Python Pandas

Pandas Coalesce

Coalesce will return the non-null value from the given pandas Series or DataFrame. Basically, coalesce means grouping multiple data into a single. In this guide, we will discuss how to coalesce values from multiple columns into a single column within the pandas DataFrame. There are four different ways to coalesce values from multiple columns into a single column.

Using pandas.DataFrame.combine_first

pandas.DataFrame.combine_first() is used to update the missing (null) elements with values from the same location in another DataFrame. This function combines two DataFrames by filling null values in one DataFrame with non-null values from other DataFrame.

In our scenario, instead of two DataFrames, we will pass another column from the first DataFrame as the second DataFrame. We can use this function on multiple columns also. It will take the value from the first column if it is not null. Otherwise, it will search for non – null in other columns and use that value.

Syntax

Let’s see the syntax of utilizing the combine_first() function.

DataFrame['column1'].combine_first(DataFrame['column2'])...

Example 1

Create a DataFrame named emp_names with FirstName and LastName columns, which may contain some missing values.
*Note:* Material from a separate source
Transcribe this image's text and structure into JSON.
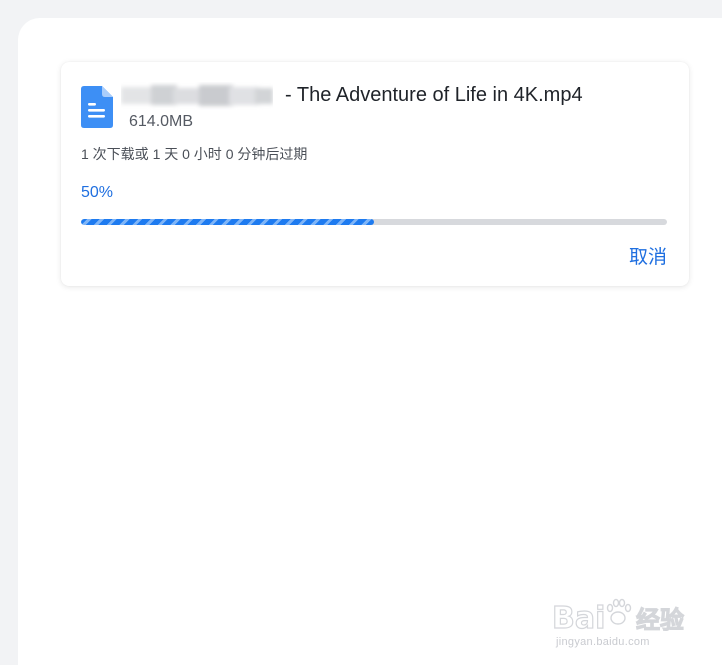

Use the combine_first() function to coalesce names from the ‘FName’ and ‘LName’ columns into a ‘FullName’ column. This column we are creating in the existing DataFrame only.

import pandas

# Create DataFrame - emp_names with FirstName and LastName
emp_names = pandas.DataFrame([['Sravan',None],
                             [None,'Kumar'],
                             [None,'Sanjay'],
                             ['Bobby','Choudhary'],
                             ['Rani',None]],
                            columns=['FName', 'LName'])
print(emp_names,"\n")

# Coalesce names from 'FName' and 'LName' columns into 'FullName' column
# using combine_first()
emp_names['FullName']=emp_names['FName'].combine_first(emp_names['LName'])
print(emp_names)

Output

Explanation

  1. First row – FName is not null, so FullName is ‘Sravan.’
  2. Second row – FName is null, so FullName will be LName i.e ’kumar.’
  3. Third row – FName is null, so FullName will be LName i.e ’Sanjay.’
  4. Fourth row – FName is not null, so FullName is ‘Bobby.’
  5. Last row – FName is not null, so FullName is ‘Rani.’

Example 2

Create a DataFrame named subject_electives with columns ‘Elective-1,’ ‘Elective-2,’ and ‘Elective-3,’ containing three records that include missing (NULL) values. Use the combine_first() function to coalesce subjects from ‘Elective-1,’ ‘Elective-2,’ and ‘Elective-3’ columns into the ‘Opted Subject’ column.

import pandas

# Create DataFrame - subject_electives with three subjects
subject_electives = pandas.DataFrame([['java',None,None],
                             [None,None,'Python'],
                             [None,'HTML',None]],
                            columns=['Elective-1', 'Elective-2','Elective-3'])
print(subject_electives,"\n")

# Coalesce subjects from 'Elective-1', 'Elective-2' and 'Elective-3' columns into 'Opted Subject' column
# using combine_first()
subject_electives['Opted Subject']=subject_electives['Elective-1'].combine_first(subject_electives['Elective-2']).combine_first(subject_electives['Elective-3'])
print(subject_electives)

Output

Explanation

  1. ‘java’ exists in the first column, so it is considered and placed in the ‘Opted Subject’ column.
  2. ‘Python’ exists in the third column, so it is considered and placed in the ‘Opted Subject’ column.
  3. ‘HTML’ exists in the second column, so it is considered and placed in the ‘Opted Subject’ column.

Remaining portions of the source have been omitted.